The US order followed a travel advisory for Americans to consider leaving China. Japan and Germany also advised against non-essential travel to China as did Britain, except for Hong Kong and Macao.

A plane carrying Indians from Wuhan landed in New Delhi on Saturday. The government said they would be quarantined in a nearby city, Manesar. Sri Lanka also pulled out more of its citizens and promised to bring out the remaining 204 students.

South Korea’s second evacuation flight landed in Seoul with 330 people from Wuhan. They were to be screened for fever before being taken to two quarantine centres.

South Korea also reported its 12th virus case, which appeared to be a human-to-human transmission.

Sri Lanka China Outbreak
Sri Lankan air force officers, in protective gear, engage in disinfection procedures after a charted aircraft carrying Sri Lankan students evacuated from Wuhan province in China landed at the Mahinda Rajapaksa International Airport in Mattala (Dilip Nuwan Jayasekera/AP)

The death rate in China is falling but the number of confirmed cases will keep growing because there are thousands of specimens from suspected cases yet to be tested, the WHOS’s Mr Galea said.

“The case fatality ratio is settling out at a much lower level than we were reporting three, now four, weeks ago,” he said.

Both the new virus and Sars are from the coronavirus family, which also includes those which cause the common cold. Experts say there is evidence that the new virus is spreading among people in China.

Although scientists expect to see limited transmission of the virus between people with family or other close contact, they are concerned about cases of infection spreading to people who might have less exposure.

In Japan, a tour guide and bus driver became infected after escorting two tour groups from Wuhan.

In Germany, five employees of a German car parts supplier became ill after a Chinese colleague visited, including two who had no direct contact with the woman.
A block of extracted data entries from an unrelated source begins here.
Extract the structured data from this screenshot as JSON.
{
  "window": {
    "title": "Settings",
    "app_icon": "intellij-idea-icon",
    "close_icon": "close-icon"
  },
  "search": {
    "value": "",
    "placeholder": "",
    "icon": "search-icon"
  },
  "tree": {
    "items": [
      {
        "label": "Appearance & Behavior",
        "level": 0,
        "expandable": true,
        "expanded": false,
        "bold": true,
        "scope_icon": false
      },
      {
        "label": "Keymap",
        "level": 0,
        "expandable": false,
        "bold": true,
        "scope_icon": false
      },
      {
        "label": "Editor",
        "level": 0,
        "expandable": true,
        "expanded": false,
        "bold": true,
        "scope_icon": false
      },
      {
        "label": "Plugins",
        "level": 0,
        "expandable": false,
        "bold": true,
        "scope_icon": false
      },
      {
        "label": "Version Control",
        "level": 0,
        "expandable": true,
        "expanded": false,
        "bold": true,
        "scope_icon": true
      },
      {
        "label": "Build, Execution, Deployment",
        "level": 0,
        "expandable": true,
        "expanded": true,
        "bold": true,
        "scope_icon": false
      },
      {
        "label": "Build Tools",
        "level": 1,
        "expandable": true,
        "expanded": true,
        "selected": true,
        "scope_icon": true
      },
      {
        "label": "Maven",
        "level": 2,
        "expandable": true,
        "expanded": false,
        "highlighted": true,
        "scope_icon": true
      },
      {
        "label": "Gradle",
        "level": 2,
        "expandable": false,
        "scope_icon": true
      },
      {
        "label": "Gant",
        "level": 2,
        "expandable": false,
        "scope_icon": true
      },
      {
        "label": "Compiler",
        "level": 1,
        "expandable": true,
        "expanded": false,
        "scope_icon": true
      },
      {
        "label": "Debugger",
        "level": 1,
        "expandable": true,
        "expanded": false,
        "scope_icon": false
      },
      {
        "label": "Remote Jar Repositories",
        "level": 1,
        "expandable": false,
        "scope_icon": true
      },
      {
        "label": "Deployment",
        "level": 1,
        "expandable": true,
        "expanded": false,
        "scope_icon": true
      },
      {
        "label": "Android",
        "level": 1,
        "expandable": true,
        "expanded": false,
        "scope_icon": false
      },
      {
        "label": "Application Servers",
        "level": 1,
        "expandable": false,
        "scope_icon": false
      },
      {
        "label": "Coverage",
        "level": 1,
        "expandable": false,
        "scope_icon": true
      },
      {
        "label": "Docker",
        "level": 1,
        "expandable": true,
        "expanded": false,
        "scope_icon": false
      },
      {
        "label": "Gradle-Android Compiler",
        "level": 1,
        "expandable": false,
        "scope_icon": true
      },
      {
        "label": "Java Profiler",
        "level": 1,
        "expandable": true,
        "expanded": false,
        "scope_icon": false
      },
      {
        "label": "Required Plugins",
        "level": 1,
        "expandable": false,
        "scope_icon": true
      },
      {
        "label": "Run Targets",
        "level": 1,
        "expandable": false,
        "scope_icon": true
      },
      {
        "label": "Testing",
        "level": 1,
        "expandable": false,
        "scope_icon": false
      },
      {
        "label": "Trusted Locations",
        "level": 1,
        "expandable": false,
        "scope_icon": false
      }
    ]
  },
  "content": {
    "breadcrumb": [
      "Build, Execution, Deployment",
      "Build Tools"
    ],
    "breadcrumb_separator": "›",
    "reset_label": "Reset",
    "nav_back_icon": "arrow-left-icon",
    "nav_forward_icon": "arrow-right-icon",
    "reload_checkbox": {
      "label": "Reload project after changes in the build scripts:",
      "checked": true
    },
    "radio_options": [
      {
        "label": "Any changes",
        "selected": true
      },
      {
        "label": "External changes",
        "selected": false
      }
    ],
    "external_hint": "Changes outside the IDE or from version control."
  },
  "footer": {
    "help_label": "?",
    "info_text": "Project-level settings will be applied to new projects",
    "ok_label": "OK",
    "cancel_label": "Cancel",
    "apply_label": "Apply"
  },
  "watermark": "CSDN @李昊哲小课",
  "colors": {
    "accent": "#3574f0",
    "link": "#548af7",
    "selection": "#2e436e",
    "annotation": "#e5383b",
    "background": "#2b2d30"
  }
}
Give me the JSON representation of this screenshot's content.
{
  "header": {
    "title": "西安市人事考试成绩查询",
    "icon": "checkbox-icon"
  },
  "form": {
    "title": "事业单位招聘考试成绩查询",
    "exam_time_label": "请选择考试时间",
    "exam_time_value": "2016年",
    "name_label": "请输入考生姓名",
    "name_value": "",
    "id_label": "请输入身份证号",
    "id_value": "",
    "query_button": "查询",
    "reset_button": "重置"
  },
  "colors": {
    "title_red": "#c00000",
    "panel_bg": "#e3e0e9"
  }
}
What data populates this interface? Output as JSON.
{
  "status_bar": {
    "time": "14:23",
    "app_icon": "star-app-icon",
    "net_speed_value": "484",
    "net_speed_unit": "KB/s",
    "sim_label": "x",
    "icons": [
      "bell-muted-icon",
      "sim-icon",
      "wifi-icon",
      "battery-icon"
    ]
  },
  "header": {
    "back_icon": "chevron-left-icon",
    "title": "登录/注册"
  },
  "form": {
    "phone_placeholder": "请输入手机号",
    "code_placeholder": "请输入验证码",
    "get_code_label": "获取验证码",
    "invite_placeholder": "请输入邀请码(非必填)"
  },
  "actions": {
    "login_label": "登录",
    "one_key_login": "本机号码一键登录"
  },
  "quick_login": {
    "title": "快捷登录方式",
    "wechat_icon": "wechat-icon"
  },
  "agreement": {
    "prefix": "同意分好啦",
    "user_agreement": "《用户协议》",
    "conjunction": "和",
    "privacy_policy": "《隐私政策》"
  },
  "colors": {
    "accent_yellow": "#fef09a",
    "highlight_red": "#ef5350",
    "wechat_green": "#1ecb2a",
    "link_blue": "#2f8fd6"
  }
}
She showed no symptoms until her flight back to China.

On Saturday, Japan reported its 17th case, a woman in her 20s who also worked as a guide for Wuhan tourists on the same bus as the two other cases.

Vietnam confirmed one more case for a total of six, and Australia counted its ninth infection.

On Friday, Germany confirmed a sixth case, a child of one of the people already infected.

In the US, health officials issued a two-week quarantine order for the 195 Americans evacuated this week from Wuhan.

It was the first time a federal quarantine has been ordered since the 1960s, when one was enacted over concern about smallpox, the Centres for Disease Control and Prevention said.

None of the Americans being housed at a Southern California military base have shown signs of illness, but infected people do not show symptoms immediately and may be able to pass on the virus before they appear sick.